La contestation autour de Gianni Infantino prend une nouvelle dimension. Alors que le président de la FIFA fait face à une opposition grandissante au sein du football mondial, Claudius Schäfer, président de l’Association des ligues européennes de football, estime que le dirigeant italo-suisse ne pourra pas conserver durablement son poste.
«Nous doutons de sa capacité à se maintenir au poste de président»
Dans un entretien accordé à The Athletic, Schäfer a également appelé à une profonde réforme de la gouvernance de la FIFA, estimant que le problème dépasse largement la seule personne d’Infantino.
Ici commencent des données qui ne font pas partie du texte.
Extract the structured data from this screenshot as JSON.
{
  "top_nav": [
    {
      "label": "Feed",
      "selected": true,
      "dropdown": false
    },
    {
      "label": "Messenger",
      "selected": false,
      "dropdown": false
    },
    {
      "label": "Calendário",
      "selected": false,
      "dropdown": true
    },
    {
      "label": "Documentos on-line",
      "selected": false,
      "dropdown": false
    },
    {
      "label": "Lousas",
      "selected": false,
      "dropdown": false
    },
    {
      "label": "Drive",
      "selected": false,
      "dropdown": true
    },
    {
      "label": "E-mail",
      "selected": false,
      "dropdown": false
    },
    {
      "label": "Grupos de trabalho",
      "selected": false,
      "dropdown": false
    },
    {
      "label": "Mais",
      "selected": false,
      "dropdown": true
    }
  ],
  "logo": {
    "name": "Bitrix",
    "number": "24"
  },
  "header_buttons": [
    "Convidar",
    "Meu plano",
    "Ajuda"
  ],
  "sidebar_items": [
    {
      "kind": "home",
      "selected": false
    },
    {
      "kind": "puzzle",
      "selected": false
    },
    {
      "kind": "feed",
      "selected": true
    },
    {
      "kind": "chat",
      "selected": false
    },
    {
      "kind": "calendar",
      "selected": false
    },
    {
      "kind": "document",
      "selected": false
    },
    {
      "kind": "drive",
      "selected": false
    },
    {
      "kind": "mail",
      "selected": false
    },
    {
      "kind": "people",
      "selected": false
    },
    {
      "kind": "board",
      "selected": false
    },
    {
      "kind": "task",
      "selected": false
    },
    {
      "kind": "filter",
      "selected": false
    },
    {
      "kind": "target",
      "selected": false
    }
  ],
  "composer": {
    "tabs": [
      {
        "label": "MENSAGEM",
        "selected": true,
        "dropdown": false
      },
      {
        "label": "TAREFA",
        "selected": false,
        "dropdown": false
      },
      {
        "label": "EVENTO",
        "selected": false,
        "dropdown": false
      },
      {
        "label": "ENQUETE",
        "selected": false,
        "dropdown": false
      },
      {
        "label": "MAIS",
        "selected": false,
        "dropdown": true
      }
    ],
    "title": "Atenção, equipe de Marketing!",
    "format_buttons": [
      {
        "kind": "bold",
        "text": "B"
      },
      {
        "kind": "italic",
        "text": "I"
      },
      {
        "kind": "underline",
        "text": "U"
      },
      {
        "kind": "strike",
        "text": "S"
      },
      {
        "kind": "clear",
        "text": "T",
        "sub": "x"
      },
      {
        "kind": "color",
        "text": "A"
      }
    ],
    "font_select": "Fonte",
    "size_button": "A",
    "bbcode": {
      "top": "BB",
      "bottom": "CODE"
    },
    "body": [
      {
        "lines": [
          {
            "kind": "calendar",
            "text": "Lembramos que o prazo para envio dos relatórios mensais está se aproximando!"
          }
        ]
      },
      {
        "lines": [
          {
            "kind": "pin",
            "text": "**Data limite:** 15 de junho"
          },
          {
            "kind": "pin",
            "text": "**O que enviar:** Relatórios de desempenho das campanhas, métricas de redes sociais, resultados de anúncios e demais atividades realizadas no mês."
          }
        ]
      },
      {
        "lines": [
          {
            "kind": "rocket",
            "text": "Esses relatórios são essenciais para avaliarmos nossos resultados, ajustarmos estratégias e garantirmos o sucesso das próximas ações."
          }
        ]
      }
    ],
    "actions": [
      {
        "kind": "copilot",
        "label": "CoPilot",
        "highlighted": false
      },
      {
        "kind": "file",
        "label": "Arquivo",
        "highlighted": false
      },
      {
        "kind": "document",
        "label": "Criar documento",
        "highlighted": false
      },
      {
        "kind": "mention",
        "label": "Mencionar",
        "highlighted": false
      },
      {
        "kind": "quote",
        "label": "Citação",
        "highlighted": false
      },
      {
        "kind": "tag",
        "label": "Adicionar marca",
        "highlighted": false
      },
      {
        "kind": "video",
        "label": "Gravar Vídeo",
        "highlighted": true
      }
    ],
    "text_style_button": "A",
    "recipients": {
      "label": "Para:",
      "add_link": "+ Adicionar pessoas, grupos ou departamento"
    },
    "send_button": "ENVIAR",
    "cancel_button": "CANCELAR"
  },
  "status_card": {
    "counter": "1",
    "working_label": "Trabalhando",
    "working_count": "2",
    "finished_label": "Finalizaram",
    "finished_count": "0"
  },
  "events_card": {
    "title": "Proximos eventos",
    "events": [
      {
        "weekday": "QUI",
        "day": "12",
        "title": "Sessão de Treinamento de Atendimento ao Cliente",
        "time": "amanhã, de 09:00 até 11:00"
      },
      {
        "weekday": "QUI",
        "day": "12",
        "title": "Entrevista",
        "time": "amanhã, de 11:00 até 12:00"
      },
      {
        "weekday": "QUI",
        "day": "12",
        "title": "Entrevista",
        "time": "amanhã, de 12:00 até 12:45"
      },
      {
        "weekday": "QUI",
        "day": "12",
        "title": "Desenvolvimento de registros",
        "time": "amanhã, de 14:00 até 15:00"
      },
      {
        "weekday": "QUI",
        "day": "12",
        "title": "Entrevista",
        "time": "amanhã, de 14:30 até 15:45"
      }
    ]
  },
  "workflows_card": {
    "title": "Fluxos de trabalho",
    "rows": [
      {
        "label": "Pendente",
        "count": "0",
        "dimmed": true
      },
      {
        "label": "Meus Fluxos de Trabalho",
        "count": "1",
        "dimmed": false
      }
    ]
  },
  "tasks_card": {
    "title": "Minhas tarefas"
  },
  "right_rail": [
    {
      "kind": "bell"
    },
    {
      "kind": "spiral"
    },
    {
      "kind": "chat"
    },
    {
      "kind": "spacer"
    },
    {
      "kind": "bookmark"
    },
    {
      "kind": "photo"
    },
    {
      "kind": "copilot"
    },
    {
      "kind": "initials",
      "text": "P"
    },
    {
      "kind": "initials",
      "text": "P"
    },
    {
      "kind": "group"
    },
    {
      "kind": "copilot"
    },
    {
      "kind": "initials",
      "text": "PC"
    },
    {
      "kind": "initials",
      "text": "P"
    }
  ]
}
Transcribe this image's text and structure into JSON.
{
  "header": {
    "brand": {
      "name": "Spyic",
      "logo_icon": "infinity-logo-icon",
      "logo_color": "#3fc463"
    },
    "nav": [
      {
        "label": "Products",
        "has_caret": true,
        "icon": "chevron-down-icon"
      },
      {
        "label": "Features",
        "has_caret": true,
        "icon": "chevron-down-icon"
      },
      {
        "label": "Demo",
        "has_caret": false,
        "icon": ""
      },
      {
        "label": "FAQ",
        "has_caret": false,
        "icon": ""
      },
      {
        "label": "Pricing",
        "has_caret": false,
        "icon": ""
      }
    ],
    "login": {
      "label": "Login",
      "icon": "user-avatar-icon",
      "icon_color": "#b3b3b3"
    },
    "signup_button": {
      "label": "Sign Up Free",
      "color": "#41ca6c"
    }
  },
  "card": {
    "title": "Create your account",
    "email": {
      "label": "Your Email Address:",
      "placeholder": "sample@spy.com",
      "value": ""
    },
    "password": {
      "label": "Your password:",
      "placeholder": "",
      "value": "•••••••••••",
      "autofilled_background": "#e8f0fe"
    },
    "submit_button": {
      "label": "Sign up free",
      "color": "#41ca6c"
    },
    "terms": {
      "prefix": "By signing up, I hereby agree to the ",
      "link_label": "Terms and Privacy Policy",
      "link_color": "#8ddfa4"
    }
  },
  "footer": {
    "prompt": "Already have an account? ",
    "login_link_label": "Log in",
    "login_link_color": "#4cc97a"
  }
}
L’Association des ligues européennes, qui représente 53 championnats masculins et féminins, se montre particulièrement préoccupée par l’évolution du fonctionnement de la FIFA sous la présidence d’Infantino. Claudius Schäfer estime notamment que le pouvoir du président s’est considérablement renforcé ces dernières années, au détriment d’une gouvernance davantage collective. «Nous doutons de sa capacité à se maintenir au poste de président. Étant proches de la FIFA ici en Suisse, il apparaît que l’influence du président a augmenté d’année en année. Des décisions majeures (à la FIFA) sont prises sans véritable concertation avec les parties concernées qui en subiront les conséquences», a-t-il déclaré.
Schäfer dénonce «un véritable scandale»
La situation est d’autant plus tendue qu’Infantino fait actuellement face à des critiques venues de plusieurs confédérations continentales, notamment l’UEFA, l’AFC et la Concacaf. Schäfer considère que certaines décisions prises récemment ont dépassé les limites acceptables en matière de gouvernance et d’indépendance du football. «La FIFA est une organisation soumise au droit suisse et dotée de règles claires. Le président et les membres du Conseil se doivent d’exercer leurs fonctions avec soin et responsabilité. C’est avant tout une question juridique», a-t-il rappelé.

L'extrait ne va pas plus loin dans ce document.